I've got a number of logs spread across a number of machines, and I'd like to collect / aggregate some information about them. Maybe first I want to count the number of lines which contain the string "Message", then later I'll add up the numbers in the fifth column of all of them.
Ideally I'd like to have each individual machine perform whatever operation I tell it to on its own set of logs, then return the results somewhere centralized for aggregation. I (shakily) gather that this is analogous to the Reduce operation of the MapReduce paradigm.
My problem seems to be with Map. My gut tells me that Hadoop isn't a good fit, because in order to distribute the work, each worker node needs a common view of all of the underlying data -- the function fulfilled by HDFS. I don't want to aggregate all the existing data only so that I can then distribute operations across it; I want each specific machine to analyze the data that it (and only it) has.
I can't tell if Apache Spark would allow me to do this. The impression that I got from the quick-start guide is that I could have one master node push out a compiled arbitrary JAR and that each worker would run it, in this case over just the data identified by logic within that JAR, and return their results to the master node for me to do with what I please. But this from their FAQ makes me hesitant:
Do I need Hadoop to run Spark?
No, but if you run on a cluster, you will need some form of shared file system (for example, NFS mounted at the same path on each node).

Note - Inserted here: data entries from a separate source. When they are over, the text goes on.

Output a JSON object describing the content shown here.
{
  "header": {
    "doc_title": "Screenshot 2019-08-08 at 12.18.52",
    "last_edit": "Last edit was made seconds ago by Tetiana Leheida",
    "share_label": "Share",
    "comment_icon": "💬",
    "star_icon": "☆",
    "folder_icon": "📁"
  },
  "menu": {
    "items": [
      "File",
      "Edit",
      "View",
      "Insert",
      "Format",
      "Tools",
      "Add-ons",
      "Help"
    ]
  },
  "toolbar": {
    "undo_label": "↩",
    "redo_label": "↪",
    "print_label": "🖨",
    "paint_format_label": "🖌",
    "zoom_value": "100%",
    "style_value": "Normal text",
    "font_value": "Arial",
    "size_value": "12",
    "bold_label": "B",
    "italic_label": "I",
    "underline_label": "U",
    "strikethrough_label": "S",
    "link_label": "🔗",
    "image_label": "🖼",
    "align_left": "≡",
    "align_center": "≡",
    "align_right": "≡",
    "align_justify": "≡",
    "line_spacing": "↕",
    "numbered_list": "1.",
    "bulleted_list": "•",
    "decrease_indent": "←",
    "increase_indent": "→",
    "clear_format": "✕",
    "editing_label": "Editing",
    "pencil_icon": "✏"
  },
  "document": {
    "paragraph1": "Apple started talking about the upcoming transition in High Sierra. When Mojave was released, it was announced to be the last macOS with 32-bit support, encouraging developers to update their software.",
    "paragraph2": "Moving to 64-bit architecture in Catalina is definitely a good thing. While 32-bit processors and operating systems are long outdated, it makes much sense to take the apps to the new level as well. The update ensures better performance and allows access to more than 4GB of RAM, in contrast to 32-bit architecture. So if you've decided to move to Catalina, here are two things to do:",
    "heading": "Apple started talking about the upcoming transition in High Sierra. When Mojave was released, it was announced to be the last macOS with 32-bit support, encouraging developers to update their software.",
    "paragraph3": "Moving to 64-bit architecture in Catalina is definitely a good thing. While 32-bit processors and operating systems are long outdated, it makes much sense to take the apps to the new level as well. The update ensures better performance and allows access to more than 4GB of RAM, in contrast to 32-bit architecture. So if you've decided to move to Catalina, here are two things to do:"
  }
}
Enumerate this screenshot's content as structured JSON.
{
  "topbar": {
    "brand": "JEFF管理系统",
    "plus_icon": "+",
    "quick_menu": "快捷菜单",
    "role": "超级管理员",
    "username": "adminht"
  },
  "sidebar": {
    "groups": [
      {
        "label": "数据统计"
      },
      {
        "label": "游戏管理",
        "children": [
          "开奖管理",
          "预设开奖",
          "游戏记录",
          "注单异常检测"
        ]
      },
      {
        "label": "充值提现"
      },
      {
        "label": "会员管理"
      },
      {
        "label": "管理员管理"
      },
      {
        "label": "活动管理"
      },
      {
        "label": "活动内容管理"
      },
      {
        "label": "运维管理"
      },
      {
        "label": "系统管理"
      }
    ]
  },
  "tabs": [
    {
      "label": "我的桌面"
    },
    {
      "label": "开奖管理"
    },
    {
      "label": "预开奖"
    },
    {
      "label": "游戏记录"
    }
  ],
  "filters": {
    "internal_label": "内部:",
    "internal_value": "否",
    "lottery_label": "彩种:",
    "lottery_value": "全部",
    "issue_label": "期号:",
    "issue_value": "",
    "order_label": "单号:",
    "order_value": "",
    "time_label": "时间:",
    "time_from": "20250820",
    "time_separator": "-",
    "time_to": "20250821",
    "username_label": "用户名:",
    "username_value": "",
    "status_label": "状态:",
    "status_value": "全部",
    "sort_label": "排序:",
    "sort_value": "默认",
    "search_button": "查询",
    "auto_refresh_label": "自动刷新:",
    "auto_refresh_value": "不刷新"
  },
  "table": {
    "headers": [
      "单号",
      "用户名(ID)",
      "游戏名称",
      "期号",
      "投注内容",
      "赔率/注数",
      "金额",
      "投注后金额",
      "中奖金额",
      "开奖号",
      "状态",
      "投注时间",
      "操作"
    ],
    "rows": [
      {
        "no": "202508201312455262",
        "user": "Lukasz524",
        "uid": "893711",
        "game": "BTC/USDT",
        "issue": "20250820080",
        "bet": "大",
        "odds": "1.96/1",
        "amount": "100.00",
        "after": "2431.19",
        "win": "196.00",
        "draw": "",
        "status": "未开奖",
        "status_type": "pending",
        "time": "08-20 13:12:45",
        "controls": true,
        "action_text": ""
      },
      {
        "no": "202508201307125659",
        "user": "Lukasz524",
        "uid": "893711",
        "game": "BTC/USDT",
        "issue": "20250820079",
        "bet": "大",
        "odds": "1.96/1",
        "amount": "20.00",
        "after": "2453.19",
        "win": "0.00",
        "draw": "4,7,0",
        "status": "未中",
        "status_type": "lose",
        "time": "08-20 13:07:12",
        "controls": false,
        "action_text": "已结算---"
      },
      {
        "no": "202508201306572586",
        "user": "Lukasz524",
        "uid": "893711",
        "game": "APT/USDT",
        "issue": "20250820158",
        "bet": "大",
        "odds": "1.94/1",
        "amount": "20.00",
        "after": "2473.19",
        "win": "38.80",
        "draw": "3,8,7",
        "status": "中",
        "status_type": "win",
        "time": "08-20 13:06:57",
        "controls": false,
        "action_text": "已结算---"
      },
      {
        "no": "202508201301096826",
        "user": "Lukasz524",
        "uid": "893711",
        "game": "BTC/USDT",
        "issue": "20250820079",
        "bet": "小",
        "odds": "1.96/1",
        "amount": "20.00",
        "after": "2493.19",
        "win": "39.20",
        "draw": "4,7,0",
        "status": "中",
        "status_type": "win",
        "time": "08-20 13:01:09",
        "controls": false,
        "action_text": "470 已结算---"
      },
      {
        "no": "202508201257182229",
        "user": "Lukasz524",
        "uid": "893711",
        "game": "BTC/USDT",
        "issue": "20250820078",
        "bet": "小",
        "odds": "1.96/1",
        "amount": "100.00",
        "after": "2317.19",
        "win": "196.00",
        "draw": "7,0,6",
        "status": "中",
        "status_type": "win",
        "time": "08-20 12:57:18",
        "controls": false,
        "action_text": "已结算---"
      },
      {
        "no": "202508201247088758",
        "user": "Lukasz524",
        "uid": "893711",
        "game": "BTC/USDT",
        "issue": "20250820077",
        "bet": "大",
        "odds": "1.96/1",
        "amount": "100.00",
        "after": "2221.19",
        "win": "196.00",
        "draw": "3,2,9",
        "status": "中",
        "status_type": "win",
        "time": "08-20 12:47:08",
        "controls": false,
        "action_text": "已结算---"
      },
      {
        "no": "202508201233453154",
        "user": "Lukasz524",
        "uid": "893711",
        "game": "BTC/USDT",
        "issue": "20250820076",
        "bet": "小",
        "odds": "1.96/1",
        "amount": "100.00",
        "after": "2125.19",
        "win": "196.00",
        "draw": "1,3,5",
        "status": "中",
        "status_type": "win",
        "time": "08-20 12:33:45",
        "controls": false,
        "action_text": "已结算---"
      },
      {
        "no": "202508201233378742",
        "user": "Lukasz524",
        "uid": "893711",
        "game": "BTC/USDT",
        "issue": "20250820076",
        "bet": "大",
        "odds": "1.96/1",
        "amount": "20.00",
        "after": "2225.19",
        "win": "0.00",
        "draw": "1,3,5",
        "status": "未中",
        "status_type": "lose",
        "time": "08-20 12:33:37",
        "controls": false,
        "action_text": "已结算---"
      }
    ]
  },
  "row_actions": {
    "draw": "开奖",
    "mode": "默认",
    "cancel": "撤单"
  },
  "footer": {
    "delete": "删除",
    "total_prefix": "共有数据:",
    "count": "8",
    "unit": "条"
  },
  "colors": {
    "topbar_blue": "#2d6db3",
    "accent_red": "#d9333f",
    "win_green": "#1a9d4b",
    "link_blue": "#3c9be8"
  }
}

If you have this type of filesystem, you can just deploy Spark in standalone mode.
So my question is: Is Apache Spark appropriate for having an existing set of machines analyze data that they already have and aggregating the results?
If it is, could you please reiterate at a high level how Spark would process and aggregate pre-distributed, independent sets of data?
If not, are there any similar frameworks that allow one to analyze existing sets of distributed data?